5. keine Schatten unter Fenstern und keine Transparanz per default (ich benutze hier xcompmgr mit Gnome)

Wenn Gnome3 nun darauf abzielt noch mehr die Maus zu benutzen...   :Rolling Eyes: 

//edit: "Window tiling to make using several windows simple and easy" also geht doch  :Very Happy:  wenn es dann mal beta wird, gucke ich mir das an

//edit: was ich mich frage, geht Gnome3 den "Windows Way" und macht alles abstrakt fuer den Benutzer? Wie z.B. die Dateien verstecken, indizieren und man kann sie nur noch ueber Datenbanken finden? Was ich am meisten an Win7/Vista hasse ist der Dateimanager und Assistenten.   :Exclamation: 

----------

## ChrisJumper

Zu 1. Was spricht gegen stgr + alt + Pfeiltasten? Ich benutze immer nur den Würfel durch Compize und mache das eigentlich genauso wie du das beschrieben hast. Aber das hab ich mir dann selbst eingerichtet.

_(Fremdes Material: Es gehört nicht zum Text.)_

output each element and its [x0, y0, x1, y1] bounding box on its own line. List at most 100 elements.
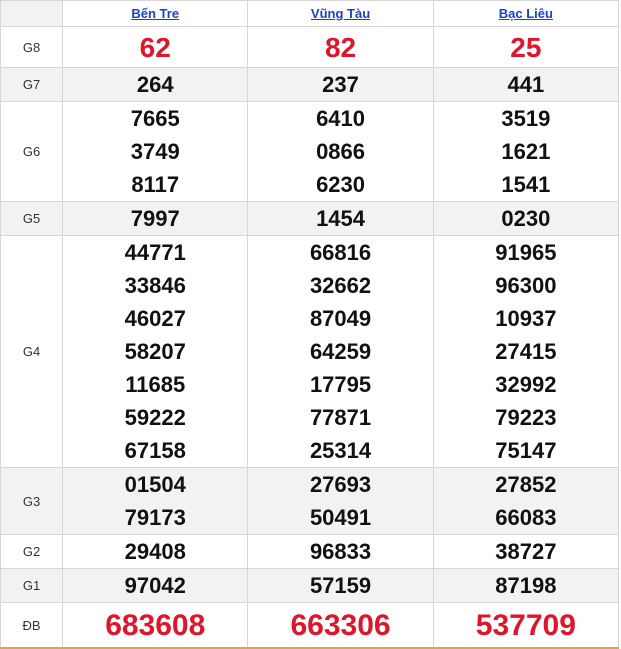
prize-cell: 441 — [432, 67, 620, 102]
prize-label: G6 — [0, 101, 64, 202]
prize-number: 01504 — [124, 472, 186, 497]
prize-number: 237 — [322, 72, 359, 97]
prize-cell: 96833 — [247, 534, 434, 569]
prize-number: 77871 — [309, 405, 372, 430]
header-corner — [0, 0, 64, 27]
prize-number: 10937 — [495, 306, 557, 331]
prize-number: 96300 — [495, 273, 557, 298]
prize-cell: 25 — [432, 26, 620, 68]
prize-number: 62 — [139, 31, 171, 63]
prize-cell: 44771 33846 46027 58207 11685 59222 6715… — [62, 235, 249, 468]
prize-number: 27852 — [495, 472, 557, 497]
prize-cell: 62 — [62, 26, 249, 68]
prize-number: 66083 — [495, 505, 557, 530]
province-link-bac-lieu[interactable]: Bạc Liêu — [499, 6, 553, 21]
prize-number: 264 — [136, 72, 174, 97]
province-header-vung-tau: Vũng Tàu — [247, 0, 434, 27]
prize-cell: 683608 — [62, 602, 249, 649]
prize-cell: 6410 0866 6230 — [247, 101, 434, 202]
prize-row-g4: G4 44771 33846 46027 58207 11685 59222 6… — [0, 235, 620, 468]
prize-number: 32992 — [495, 372, 557, 397]
prize-cell: 237 — [247, 67, 434, 102]
prize-cell: 27693 50491 — [247, 467, 434, 535]
prize-number: 50491 — [309, 505, 372, 530]
lottery-results-table: Bến Tre Vũng Tàu Bạc Liêu G8 62 82 25 G7… — [0, 0, 620, 649]
prize-cell: 01504 79173 — [62, 467, 249, 535]
prize-row-g6: G6 7665 3749 8117 6410 0866 6230 3519 16… — [0, 101, 620, 202]
prize-cell: 0230 — [432, 201, 620, 236]
prize-row-g1: G1 97042 57159 87198 — [0, 568, 620, 603]
prize-number: 7997 — [130, 206, 180, 231]
prize-number: 27415 — [495, 339, 557, 364]
prize-number: 0866 — [316, 139, 366, 164]
prize-number: 87198 — [495, 573, 557, 598]
prize-number: 1454 — [316, 206, 366, 231]
prize-row-g8: G8 62 82 25 — [0, 26, 620, 68]
prize-row-special: ĐB 683608 663306 537709 — [0, 602, 620, 649]
prize-label: G2 — [0, 534, 64, 569]
prize-cell: 7997 — [62, 201, 249, 236]
prize-number: 6230 — [316, 172, 366, 197]
prize-label: G4 — [0, 235, 64, 468]
province-header-row: Bến Tre Vũng Tàu Bạc Liêu — [0, 0, 620, 27]
prize-number: 1621 — [501, 139, 551, 164]
prize-row-g3: G3 01504 79173 27693 50491 27852 66083 — [0, 467, 620, 535]
prize-cell: 91965 96300 10937 27415 32992 79223 7514… — [432, 235, 620, 468]
prize-cell: 1454 — [247, 201, 434, 236]
prize-number: 3749 — [130, 139, 180, 164]
prize-number: 25314 — [309, 438, 372, 463]
prize-number: 1541 — [501, 172, 551, 197]
prize-number: 17795 — [309, 372, 372, 397]
prize-number: 27693 — [309, 472, 372, 497]
prize-number: 38727 — [495, 539, 557, 564]
prize-number: 82 — [324, 31, 357, 63]
prize-number: 537709 — [475, 608, 576, 642]
prize-number: 25 — [510, 31, 542, 63]
prize-row-g5: G5 7997 1454 0230 — [0, 201, 620, 236]
prize-number: 67158 — [124, 438, 186, 463]
prize-label: ĐB — [0, 602, 64, 649]
prize-number: 79223 — [495, 405, 557, 430]
prize-cell: 97042 — [62, 568, 249, 603]
province-link-ben-tre[interactable]: Bến Tre — [131, 6, 179, 21]
province-header-bac-lieu: Bạc Liêu — [432, 0, 620, 27]
prize-number: 44771 — [124, 240, 186, 265]
prize-number: 57159 — [309, 573, 372, 598]
prize-number: 46027 — [124, 306, 186, 331]
province-link-vung-tau[interactable]: Vũng Tàu — [311, 6, 370, 21]
prize-number: 683608 — [105, 608, 206, 642]
prize-cell: 663306 — [247, 602, 434, 649]
prize-cell: 87198 — [432, 568, 620, 603]
prize-cell: 82 — [247, 26, 434, 68]
prize-cell: 7665 3749 8117 — [62, 101, 249, 202]
prize-label: G7 — [0, 67, 64, 102]
prize-number: 7665 — [130, 106, 180, 131]
province-header-ben-tre: Bến Tre — [62, 0, 249, 27]
prize-row-g2: G2 29408 96833 38727 — [0, 534, 620, 569]
prize-number: 8117 — [131, 172, 180, 197]
prize-number: 59222 — [124, 405, 186, 430]
prize-number: 3519 — [501, 106, 551, 131]
prize-number: 32662 — [309, 273, 372, 298]
prize-number: 66816 — [309, 240, 372, 265]
prize-number: 75147 — [495, 438, 557, 463]
prize-number: 79173 — [124, 505, 186, 530]
prize-cell: 537709 — [432, 602, 620, 649]
prize-label: G3 — [0, 467, 64, 535]
prize-cell: 29408 — [62, 534, 249, 569]
prize-cell: 38727 — [432, 534, 620, 569]
prize-number: 441 — [507, 72, 545, 97]
prize-cell: 3519 1621 1541 — [432, 101, 620, 202]
prize-label: G5 — [0, 201, 64, 236]
prize-number: 6410 — [316, 106, 366, 131]
prize-number: 0230 — [501, 206, 551, 231]
prize-number: 58207 — [124, 339, 186, 364]
prize-number: 87049 — [309, 306, 372, 331]
prize-label: G1 — [0, 568, 64, 603]
prize-number: 663306 — [290, 608, 391, 642]
prize-number: 64259 — [309, 339, 372, 364]
prize-number: 97042 — [124, 573, 186, 598]
prize-row-g7: G7 264 237 441 — [0, 67, 620, 102]
prize-number: 29408 — [124, 539, 186, 564]
prize-number: 96833 — [309, 539, 372, 564]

Hat von euch schon jemand dieses gnome-do-plugin ausprobiert? Bei youtube gab es da mal ein Video das fand ich ganz interessant aber ich glaube das beißt sich mit den ganzen compize-short-cuts die ich habe.

----------

## papahuhn

 *disi wrote:*   

> 1. ich bin mittlerweile suechtig nach "Windows Key"+Nummer um auf verschiedene Workspaces zu wechseln (ich weiss, das koennte man vielleicht hinmodeln in Gnome? Wie in Awesome?)
> 
> 

 

Wenn das nicht schon von Haus aus über eigene Tastenkürzel geht, kannst du dir das mit xbindkeys und wmctrl zusammenbasteln. So wechsle ich z.B. mit Windows Key + Mausrad zwischen den Workspaces hin und her. Mit Windows Key + Rechte Maustaste schließe ich das Fenster, über dem die Maus gerade schwebt. Da ich Xfce nutze, und sich dort von Haus aus mit Alt + Maustasten Fenster verschieben und vergrößern lassen, ist das für mich persönlich die optimale Ergänzung.

----------

## schmidicom

 *franzf wrote:*   

>  *schmidicom wrote:*   Irgendwie habe ich gerade das Gefühl das KDE4 auf mehr Interesse gestossen ist als GNOME3. Kann das sein? 
> 
> Ist ja noch weit hin. kde4 im Alpha hat auch nicht so große Wellen geschlagen. Wart mal bis Gnome die letzten Betas veröffentlicht und den RC-Status ankündigt.
> 
> ....
> ...

 

So weit war es wohl doch nicht denn das Ding scheint nun bereits fertig sein. Unter Fedora und openSUSE soll man es bereits downloaden/installieren können.

Na mal sehen wie lange es dauert bis das auch unter Gentoo einsetzbar ist.  :Smile: 

Ich habe auch eine LiveCD gefunden auf dem gnome FTP-Server:

http://ftp.gnome.org/pub/GNOME/misc/live/GNOME30-Live-latest.iso

Die werd ich mir mal ansehen.

----------

## manuels

Hab dein gelinktes Image gerade mal ausprobiert:

Die berühmtberüchtigten "Aktivitäten" sind in dem Gnome anscheinend gar nicht "drin" (oder ich habe es nicht verstanden, wie ich sie finde...).

----------

## Josef.95

Ich hab mir gestern mal zum anschauen ein schlankes Gnome3 -light auf enem Testsystem emerged

Bisher läuft es gut und stabil, und schaut auch richtig schick aus!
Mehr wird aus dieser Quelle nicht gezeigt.